After another few calming minutes, Elliott pushed away from the wall and moved into the store, examining an old vinyl.
“D-d-does your d-d-d-d, ffffather like m-m-music?”
“Not really.” I took his hand in mine again and we trolled around the little store.
We spent way too long in there and after a while, we stopped pretending we were looking for Tom’s gift and gave into looking only at things Elliott liked. After the music shop, we went into a large department store. Just like all the crappy malls around the country, this store hired some large man to dress up and don a beard. It baffled me why parents paid to put their children on some strange man’s lap. Seemed wrong to me.
As I glanced around the store, trying to think of something to give Tom, Elliott’s hand tightened on mine. “What?”
I turned around and followed his eyes over to the Sa
nta line and there was Ian, holding a kid, and there was a tall blonde woman standing next to him. He was looking at me and I felt my heart beat just a little faster.
I tugged on Elliott’s hand, but he didn’t budge. “That g-g-guy’s sssstaring at you.”

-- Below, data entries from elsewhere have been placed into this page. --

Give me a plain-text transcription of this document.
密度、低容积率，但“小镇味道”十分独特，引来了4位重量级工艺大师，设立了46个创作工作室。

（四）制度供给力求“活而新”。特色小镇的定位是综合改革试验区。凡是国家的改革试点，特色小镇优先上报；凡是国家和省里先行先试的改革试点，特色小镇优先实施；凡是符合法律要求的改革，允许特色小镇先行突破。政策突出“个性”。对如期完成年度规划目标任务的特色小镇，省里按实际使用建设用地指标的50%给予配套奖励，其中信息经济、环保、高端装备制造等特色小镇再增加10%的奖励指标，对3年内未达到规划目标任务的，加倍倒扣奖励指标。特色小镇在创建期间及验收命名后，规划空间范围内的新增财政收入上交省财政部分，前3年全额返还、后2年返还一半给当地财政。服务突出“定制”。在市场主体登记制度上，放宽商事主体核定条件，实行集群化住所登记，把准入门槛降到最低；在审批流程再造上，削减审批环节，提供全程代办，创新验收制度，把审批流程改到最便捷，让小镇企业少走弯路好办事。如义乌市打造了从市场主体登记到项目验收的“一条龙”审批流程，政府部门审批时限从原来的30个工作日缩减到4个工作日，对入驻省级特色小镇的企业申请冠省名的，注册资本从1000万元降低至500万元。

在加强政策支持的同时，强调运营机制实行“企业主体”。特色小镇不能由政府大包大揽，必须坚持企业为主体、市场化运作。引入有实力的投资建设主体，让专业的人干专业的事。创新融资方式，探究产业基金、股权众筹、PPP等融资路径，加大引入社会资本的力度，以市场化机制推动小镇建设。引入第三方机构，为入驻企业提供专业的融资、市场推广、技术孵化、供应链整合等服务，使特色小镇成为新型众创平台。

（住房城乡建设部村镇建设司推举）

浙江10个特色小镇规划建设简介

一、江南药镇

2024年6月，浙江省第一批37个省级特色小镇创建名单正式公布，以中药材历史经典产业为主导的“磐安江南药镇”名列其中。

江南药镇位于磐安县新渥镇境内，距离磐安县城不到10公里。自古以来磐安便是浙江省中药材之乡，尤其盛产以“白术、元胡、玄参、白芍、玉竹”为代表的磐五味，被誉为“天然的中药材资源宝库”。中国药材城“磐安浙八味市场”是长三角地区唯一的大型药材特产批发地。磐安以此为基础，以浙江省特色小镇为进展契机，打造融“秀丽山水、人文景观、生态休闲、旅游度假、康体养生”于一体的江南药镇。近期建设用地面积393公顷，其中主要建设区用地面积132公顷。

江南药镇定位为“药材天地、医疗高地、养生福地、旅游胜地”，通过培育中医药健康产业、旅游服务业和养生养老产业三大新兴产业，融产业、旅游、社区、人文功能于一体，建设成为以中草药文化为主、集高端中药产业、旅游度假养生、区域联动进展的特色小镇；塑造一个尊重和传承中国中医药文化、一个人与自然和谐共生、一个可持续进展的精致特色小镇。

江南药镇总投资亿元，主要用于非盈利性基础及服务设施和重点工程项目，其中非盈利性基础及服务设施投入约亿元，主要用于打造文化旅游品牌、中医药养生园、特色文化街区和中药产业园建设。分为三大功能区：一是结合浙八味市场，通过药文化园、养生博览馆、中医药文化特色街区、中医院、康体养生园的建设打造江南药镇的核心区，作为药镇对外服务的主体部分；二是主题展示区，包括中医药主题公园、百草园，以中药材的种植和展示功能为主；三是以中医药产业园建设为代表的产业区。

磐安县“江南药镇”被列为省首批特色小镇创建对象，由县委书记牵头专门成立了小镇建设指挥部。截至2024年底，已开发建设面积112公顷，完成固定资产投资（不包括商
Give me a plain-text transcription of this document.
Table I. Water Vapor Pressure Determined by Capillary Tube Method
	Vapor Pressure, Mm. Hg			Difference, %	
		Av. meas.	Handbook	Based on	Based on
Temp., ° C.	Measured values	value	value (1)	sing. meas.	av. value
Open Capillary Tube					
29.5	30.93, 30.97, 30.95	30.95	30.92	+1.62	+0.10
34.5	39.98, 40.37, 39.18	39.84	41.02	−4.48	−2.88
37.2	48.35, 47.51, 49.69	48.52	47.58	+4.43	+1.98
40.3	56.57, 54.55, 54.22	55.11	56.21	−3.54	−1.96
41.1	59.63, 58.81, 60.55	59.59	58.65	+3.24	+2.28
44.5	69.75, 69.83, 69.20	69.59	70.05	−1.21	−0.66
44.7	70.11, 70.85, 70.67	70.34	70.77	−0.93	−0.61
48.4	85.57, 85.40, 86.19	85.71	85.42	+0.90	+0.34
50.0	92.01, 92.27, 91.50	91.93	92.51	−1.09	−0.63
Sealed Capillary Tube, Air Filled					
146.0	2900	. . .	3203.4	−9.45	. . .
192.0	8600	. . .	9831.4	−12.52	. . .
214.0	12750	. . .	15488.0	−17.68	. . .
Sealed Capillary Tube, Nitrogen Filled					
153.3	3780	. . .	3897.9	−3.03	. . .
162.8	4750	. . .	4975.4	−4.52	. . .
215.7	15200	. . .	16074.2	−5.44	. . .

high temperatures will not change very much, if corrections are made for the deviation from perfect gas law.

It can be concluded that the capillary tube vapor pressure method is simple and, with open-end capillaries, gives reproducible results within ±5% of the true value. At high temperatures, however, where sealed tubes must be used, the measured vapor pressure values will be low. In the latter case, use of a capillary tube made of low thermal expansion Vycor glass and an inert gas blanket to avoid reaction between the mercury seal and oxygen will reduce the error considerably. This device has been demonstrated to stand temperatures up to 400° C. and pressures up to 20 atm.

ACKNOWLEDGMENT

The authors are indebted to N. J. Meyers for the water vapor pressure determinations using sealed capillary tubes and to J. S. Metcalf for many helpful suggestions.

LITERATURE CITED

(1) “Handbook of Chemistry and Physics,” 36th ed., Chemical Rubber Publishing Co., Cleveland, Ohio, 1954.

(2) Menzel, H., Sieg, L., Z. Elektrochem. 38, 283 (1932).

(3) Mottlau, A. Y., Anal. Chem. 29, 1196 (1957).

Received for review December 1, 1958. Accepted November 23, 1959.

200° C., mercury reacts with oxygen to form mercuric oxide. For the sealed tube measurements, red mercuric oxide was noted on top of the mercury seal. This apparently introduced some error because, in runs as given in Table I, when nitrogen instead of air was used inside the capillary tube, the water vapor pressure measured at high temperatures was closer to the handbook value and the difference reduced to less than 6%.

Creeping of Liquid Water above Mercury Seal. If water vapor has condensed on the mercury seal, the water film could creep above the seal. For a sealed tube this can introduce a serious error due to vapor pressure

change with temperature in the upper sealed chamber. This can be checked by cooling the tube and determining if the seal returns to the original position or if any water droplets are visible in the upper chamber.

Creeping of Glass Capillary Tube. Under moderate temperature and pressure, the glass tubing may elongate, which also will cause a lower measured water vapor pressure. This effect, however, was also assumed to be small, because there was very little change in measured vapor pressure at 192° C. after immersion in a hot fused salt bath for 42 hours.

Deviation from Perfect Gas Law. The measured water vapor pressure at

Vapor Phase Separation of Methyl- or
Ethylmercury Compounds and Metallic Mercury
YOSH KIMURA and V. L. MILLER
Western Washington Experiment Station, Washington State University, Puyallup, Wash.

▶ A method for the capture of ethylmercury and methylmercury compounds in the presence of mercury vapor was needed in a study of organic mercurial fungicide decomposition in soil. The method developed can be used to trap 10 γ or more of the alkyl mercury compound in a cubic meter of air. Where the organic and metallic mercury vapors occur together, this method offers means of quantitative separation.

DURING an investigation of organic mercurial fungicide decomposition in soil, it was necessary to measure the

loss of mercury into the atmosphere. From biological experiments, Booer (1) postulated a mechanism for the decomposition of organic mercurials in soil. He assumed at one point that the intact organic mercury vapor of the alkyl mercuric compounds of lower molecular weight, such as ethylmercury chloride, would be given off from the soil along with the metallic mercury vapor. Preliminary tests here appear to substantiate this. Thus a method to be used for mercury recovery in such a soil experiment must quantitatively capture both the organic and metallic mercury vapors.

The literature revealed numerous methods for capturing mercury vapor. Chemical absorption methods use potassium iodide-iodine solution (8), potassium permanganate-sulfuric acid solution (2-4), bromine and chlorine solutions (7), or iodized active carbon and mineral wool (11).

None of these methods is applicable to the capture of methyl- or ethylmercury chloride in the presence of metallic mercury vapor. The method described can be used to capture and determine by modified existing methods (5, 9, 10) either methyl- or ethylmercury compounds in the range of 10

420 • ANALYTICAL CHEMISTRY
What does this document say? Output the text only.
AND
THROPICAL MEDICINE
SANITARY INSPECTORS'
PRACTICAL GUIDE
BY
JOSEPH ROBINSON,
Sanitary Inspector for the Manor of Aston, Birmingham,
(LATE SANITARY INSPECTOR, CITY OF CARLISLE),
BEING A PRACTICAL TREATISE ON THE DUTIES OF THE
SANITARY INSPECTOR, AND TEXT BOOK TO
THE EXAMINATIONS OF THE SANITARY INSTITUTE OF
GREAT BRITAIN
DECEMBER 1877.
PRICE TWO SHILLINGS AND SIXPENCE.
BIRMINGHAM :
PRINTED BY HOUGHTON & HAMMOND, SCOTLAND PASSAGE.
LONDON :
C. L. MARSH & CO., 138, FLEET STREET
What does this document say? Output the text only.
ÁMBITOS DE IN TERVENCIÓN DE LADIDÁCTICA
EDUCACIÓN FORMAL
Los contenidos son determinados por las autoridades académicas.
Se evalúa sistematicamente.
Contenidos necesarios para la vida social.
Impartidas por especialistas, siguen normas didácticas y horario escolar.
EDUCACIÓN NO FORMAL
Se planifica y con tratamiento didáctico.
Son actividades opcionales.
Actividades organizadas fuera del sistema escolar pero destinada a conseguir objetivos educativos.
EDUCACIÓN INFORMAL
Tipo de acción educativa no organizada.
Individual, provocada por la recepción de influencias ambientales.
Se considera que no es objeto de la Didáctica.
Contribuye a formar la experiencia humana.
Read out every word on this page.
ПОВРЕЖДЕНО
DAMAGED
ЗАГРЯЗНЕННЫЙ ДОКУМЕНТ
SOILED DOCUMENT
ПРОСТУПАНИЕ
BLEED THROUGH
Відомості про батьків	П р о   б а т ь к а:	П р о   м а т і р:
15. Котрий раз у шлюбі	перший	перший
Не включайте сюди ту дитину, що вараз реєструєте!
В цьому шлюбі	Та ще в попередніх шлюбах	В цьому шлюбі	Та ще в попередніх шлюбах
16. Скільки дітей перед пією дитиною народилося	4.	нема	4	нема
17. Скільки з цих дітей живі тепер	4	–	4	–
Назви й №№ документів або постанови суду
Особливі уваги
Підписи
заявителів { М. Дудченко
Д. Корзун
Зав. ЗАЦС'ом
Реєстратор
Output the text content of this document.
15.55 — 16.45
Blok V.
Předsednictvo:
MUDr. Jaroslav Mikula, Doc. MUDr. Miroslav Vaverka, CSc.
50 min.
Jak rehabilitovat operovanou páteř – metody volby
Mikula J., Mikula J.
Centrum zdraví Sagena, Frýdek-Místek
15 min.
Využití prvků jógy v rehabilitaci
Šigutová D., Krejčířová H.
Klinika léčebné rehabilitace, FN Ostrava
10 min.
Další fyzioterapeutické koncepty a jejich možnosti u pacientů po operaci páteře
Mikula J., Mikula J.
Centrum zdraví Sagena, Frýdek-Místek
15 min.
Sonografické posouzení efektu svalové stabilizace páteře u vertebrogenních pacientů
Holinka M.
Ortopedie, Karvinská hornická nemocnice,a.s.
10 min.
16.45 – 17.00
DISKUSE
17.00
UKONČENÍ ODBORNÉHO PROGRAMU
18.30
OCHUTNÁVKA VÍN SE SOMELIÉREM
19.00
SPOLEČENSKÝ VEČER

I knew that. I could practically feel Ian’s eyes on me. Now I just wanted to be as far away from this store and this town as possible. How the hell would I explain to Elliott who Ian was?
“D-do you kn-know him?”
“We picked the wrong mall, it doesn’t have shit for Tom, like rock-climbing or hiking crap. Maybe I’ll just order something on-line and pay for quick shipping or something.” His feet finally moved as I pulled him away. “What do you think?”
It wasn’t until we were in the middle of the crowded cosmetic area that he planted his feet and spoke. He didn’t answer my question. Instead, he asked, “Who wwwwas that guy?”
Shit.
“No one.”
His eyes shifted over my face. “I-I-I-I’m n-not sssstupid.”
Shit.
“Fine,” I said, my voice tight and tense. “He’s a guy I know.”
“H-h-hhhow?”
He wasn’t going to let it go, so I said tensely, “I’ve had sex with him.”
I thought about adding a bunch of hurtful questions like, “are you happy now?” but I refrained. Wallace told me that I should disclose what a whore I was, so now one more piece of truth had been given to him.
“B-b-b-b-but hhhhhe’s m-m-m-married and hhhhhhas a ssss-ssssson.”
“And yet his dick still found its way inside of me. What’s your fucking point?” Why couldn’t I just be nice? Why was all this coming out in angry, hateful words? My defenses were on high alert.
He was breathing hard and his hand no longer held mine. I felt very small and very, very alone as I waited for him to truly process this information. It was clear that this would be his wake-up call. This would be the thing that forced him to realize that I wasn’t good enough for him.
Honestly, it would be a relief. I wouldn’t have to work so hard at being good for him because he would discard me just like everyone else had. It would hurt. No doubt that it would hurt, but it was necessary. I would hurt and he would heal.